In such case, [he] [she] has a duty to make the condition safe or to warn the licensee of the condition and risk involved; however, if the licensee knew or had reason to know of the condition, the [owner] [occupant] has no duty to warn.
(Brackets in original).
. Had the district court properly determined Ford's status as that of a business visitor, the appropriate duty of care instruction, at the time, would have been SCRA 1986, 13-1309 (Repl.Pamp.1991). See Klopp v. Wackenhut Corp.,
. We note, however, that our own Uniform Jury Instructions in the area have the potential of producing much confusion.
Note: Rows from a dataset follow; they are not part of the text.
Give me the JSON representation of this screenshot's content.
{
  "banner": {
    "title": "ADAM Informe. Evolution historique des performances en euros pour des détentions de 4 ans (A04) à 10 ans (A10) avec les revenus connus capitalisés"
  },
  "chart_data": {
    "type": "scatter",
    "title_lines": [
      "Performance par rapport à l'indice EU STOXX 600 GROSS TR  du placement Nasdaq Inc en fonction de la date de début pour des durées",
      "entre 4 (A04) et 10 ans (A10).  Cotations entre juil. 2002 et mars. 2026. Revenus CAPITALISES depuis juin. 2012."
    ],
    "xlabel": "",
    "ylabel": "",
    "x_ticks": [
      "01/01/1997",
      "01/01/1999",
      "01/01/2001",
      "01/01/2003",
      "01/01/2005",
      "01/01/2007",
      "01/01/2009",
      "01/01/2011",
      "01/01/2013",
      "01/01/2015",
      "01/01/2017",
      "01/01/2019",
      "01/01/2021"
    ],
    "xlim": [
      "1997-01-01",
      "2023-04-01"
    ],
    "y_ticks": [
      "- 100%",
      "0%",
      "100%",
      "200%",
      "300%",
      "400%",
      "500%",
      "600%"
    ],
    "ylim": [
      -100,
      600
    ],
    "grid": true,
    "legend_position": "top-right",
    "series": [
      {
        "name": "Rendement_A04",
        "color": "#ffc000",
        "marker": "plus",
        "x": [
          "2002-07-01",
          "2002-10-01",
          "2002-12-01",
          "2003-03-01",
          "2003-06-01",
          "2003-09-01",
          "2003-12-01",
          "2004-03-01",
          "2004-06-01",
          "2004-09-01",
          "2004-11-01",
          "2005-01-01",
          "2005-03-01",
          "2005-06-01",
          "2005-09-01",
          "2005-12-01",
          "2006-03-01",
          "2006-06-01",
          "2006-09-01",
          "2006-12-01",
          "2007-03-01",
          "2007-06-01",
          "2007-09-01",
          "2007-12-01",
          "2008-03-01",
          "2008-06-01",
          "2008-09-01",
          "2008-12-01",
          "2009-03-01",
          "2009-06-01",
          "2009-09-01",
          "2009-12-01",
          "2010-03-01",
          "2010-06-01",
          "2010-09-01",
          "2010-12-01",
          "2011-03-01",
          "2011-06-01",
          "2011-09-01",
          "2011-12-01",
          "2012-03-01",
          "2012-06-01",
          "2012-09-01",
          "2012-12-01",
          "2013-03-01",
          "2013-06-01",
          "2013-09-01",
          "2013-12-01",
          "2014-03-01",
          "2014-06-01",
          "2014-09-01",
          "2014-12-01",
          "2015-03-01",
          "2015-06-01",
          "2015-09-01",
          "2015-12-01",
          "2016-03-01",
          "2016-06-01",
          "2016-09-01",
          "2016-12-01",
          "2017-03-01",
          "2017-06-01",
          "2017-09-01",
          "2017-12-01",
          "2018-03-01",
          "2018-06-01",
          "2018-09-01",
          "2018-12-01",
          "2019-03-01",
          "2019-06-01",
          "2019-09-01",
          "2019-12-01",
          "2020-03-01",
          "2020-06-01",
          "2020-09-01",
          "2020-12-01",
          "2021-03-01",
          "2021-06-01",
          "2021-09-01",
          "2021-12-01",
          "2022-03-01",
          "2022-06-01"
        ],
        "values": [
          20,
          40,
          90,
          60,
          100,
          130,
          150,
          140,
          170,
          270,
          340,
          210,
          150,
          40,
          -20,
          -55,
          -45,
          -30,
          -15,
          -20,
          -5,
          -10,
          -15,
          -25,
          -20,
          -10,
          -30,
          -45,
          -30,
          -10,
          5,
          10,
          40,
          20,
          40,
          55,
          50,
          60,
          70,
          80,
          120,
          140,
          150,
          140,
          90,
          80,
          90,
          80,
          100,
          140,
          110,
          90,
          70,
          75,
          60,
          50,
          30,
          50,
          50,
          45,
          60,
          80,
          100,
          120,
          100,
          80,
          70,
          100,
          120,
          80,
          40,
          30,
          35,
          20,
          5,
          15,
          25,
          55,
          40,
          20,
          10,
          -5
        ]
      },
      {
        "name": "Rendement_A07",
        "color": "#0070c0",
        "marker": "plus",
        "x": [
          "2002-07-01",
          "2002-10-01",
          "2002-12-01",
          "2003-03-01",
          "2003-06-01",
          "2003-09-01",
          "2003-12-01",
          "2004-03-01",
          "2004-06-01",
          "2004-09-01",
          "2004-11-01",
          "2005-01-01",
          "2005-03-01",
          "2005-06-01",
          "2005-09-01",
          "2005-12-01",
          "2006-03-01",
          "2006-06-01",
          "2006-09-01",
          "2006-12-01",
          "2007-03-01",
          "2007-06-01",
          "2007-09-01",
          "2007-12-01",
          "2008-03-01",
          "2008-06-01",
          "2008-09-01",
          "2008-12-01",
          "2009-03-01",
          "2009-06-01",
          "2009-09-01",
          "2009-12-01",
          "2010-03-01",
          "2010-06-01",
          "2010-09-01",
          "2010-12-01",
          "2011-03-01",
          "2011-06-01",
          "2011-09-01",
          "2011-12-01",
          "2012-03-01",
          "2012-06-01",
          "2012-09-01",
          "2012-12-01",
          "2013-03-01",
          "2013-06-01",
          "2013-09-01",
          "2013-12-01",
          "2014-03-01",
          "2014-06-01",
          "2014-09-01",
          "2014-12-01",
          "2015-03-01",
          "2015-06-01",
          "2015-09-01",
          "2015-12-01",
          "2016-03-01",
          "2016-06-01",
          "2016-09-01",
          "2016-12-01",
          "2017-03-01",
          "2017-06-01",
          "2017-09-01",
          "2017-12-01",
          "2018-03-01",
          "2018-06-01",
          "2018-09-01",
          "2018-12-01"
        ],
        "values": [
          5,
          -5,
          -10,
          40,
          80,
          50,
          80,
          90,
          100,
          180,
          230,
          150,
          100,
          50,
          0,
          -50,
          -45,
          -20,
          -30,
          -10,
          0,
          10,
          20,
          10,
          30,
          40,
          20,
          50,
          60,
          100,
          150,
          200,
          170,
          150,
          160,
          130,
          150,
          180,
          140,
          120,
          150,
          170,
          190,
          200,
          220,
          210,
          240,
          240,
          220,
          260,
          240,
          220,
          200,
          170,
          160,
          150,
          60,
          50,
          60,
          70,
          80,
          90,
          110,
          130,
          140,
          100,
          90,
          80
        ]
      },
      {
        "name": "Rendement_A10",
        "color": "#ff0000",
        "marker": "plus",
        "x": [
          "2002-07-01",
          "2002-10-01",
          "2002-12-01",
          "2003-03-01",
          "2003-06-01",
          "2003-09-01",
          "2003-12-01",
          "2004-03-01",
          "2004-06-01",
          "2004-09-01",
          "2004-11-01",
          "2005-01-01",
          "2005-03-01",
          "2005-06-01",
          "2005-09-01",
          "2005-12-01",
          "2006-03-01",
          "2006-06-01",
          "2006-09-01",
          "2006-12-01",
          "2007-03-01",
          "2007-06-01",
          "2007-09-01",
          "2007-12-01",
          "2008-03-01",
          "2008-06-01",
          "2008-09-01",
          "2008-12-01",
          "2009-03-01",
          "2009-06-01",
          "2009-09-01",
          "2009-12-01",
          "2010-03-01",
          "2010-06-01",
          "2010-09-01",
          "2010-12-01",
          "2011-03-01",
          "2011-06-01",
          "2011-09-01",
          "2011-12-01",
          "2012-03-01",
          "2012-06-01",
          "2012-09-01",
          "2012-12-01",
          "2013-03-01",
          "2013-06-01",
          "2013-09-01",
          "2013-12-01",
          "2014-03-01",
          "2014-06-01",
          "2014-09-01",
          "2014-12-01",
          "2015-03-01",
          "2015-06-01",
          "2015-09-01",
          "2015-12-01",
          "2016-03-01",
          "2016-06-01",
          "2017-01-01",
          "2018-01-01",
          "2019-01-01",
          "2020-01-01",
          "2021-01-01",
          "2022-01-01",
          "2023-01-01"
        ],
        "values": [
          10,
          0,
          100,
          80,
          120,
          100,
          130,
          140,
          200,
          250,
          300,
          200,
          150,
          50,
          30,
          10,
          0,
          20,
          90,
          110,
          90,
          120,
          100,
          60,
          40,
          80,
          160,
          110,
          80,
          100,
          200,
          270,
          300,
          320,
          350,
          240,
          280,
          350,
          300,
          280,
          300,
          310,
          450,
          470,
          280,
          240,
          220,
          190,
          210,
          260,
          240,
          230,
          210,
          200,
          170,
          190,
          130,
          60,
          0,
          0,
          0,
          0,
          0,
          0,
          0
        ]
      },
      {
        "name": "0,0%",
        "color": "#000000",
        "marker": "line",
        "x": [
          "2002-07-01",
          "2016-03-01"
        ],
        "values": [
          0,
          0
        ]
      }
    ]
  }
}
Our Uniform Jury Instructions contain instructions on: (1) the duty to a licensee, SCRA 1986, 13-1308; (2) the duty to a business visitor arising from a condition of the premises, SCRA 1986, 13-1309 (Repl.Pamp.1991); (3) the duty to a business visitor when there is a known or discoverable danger, SCRA 1986, 13-1310; (4) the duty to licensee-business visitor limited in scope, SCRA 1986, 13-1311 (Repl.Pamp.1991); (5) the duty to a business visitor who slips and falls when the dangerous condition was not created by the proprietor, SCRA 1986, 13-1318 (Repl.Pamp.1991); and (6) the duty to a business visitor who slips and falls when the dangerous condition was caused by the proprietor or actual knowledge was shown, SCRA 1986, 13-1319 (Repl.Pamp.1991). We find the abundance of instructions on the duty of care owed to licensees and invitees to be confusing and reinforces our decision today to eliminate the common-law distinctions of licensees and invitees.
. The rules governing the duly of care owed to a trespasser by a landowner will remain as they are found in SCRA 1986, 13-1305 to -1307 (Repl.Pamp. 1991).